I want to know how a dataset is fed to a neural network. Suppose I have a weather dataset
If the data of the dataset are following
outlook Temperature Humidity windy play
Sunny hot high false no
Sunny hot high True no
overcast hot high false yes
rainy mild high false yes
rainy cool normal false yes
I would like to know what values should replace the ? in the picture? I am confused between two inputs
1st input
2nd input
I think the input should be like the 1st input picture. For me 2nd input picture has no sense. However, somewhere on web, I read that the input array of each neuron should be row-wise input.
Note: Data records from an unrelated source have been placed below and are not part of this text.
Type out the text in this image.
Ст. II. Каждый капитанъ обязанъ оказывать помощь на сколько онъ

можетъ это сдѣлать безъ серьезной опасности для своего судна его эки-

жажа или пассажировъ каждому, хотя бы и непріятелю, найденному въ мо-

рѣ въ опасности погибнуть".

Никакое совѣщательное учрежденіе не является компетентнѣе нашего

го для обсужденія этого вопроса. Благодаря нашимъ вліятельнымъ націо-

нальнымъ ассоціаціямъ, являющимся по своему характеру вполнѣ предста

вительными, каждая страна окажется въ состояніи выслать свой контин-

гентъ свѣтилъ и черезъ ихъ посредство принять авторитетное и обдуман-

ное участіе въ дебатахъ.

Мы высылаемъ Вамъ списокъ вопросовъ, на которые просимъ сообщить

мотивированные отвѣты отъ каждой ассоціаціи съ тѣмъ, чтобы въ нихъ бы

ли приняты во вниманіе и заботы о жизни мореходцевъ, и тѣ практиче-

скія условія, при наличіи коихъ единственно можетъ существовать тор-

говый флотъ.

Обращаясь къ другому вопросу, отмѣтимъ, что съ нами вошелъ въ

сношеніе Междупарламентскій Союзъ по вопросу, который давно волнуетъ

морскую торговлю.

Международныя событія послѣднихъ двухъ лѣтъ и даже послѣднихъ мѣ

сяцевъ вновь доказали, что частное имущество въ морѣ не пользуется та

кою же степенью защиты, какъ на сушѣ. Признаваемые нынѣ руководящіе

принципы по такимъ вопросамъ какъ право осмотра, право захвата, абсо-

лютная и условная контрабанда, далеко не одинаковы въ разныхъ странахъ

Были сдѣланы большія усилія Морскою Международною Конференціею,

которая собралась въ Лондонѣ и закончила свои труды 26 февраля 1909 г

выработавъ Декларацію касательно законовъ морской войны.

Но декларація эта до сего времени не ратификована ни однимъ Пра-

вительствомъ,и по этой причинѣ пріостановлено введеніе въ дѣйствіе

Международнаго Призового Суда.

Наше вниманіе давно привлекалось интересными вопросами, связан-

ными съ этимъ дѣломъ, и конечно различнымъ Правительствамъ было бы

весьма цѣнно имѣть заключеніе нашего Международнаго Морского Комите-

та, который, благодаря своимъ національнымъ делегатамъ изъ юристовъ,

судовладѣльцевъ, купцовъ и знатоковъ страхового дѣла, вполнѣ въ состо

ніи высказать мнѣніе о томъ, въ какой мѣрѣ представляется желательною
Any suggestion would be helpful.
CodePudding user response:
What "row wise" means is that your data
outlook Temperature Humidity windy play
Sunny hot high false no
Sunny hot high True no
overcast hot high false yes
rainy mild high false yes
rainy cool normal false yes
should be fed row by row
so, you would get on first row
outlook=Sunny, Temperature=hot, Humidity=high, windy=false, play=no
each of these key=value assignments is a value for one "neuron" (note, that in reality neurons are not really able to process a string, so you will need some form of encoding, e.g. one hot encoding, which will change the effective number of neurons)
and so on and so forth.
You don't really "feed dataset in", in practise we do often use batching, where many rows are processed in parallel, but this is just an implementational efficiency trick for heavily optimised vectorised computation, but for pure understanding you should just ignore its existence, as it is an independent thing.